Si la littérature est le lieu où la réalité se révèle de la manière la plus saisissante et la plus dérangeante, alors ce roman est un grand livre de littérature ! Un juge du régime des mollahs, condamné à perpétuité, écrit en prison : " Je sais que seuls mes crimes importent, mais mon récit pourrait vous aider à comprendre la fabrique des criminels. " Il raconte son enfance misérable, partageant la chambre d'un grand-père moribond dont il est le " garçon-pipi " , puis l'amour de sa vie, incestueux mais merveilleux, de la perte duquel il ne se remettra jamais. Pour épuiser sa douleur et sa haine, il s'enrôle à la guerre. " J'étais en guerre contre mon destin, et on me donnait une arme et un champ de bataille". Adolescent en quête de martyr, il est envoyé dans une école religieuse pour devenir juge et se prend pour le " Talleyrand iranien " . Il décrit les ressorts d'un régime de terreur, de tortures, de trafic d'organes, d'espionnage généralisé... Un incident va l'inciter à rendre visite à une adolescente en prison, puis, en catimini, à 117 autres jeunes et belles détenues. " Le viol me révulsait, me rebutait, vous comprenez ? J'avais besoin d'être admiré. Je leur apportais des plaisirs à hauteur de liberté. Je les traitais comme des femmes courtisées. Je rendais hommage à leur féminité bafouée. " Alors, ce " violeur attentionné et délicat " , qui reconnaît avoir condamné à mort des innocents, est-il un bouc-émissaire qui paie pour les crimes d'un régime dont les vrais puissants sont exonérés, ou un monstre manipulateur dont la bonne conscience dénonce encore plus la profonde perversion ? Au lecteur de juger. Peut-on être à la fois victime et bourreau ? On se sent mal à l'aise à ressentir de l'empathie pour ce criminel, voire à s'identifier à lui.

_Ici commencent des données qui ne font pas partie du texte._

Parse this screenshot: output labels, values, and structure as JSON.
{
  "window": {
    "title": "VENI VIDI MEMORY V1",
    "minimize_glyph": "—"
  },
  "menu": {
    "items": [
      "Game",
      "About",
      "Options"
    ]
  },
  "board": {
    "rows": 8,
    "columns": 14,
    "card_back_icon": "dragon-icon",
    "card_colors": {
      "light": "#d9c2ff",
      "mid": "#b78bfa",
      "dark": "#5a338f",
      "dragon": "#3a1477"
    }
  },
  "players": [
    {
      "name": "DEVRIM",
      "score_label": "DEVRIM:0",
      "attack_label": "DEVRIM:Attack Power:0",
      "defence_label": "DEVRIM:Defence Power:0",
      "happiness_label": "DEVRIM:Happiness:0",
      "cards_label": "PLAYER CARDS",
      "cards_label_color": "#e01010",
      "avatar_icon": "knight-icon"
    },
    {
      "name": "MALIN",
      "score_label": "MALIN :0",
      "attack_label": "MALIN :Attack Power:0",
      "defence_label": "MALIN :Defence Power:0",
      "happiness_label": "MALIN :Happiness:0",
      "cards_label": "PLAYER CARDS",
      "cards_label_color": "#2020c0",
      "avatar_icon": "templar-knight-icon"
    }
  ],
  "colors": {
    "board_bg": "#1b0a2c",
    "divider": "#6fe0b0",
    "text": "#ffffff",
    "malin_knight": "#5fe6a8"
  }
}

Chaque année Sorj Chalandon nous dit qu’il n’écrira plus de livre sur son père, et pourtant, chaque année il y revient. Cette fois il touche le sujet en plein cœur, puisqu’il décrit son errance dans les rues de Paris lors de sa fugue à 17 ans. Il y conte l’adolescence, la rage contre l’injustice, l’engagement, les coups durs et surtout, les belles rencontres salvatrices. Cette fois encore Chalandon m’a émue par sa sincérité et la qualité de sa plume.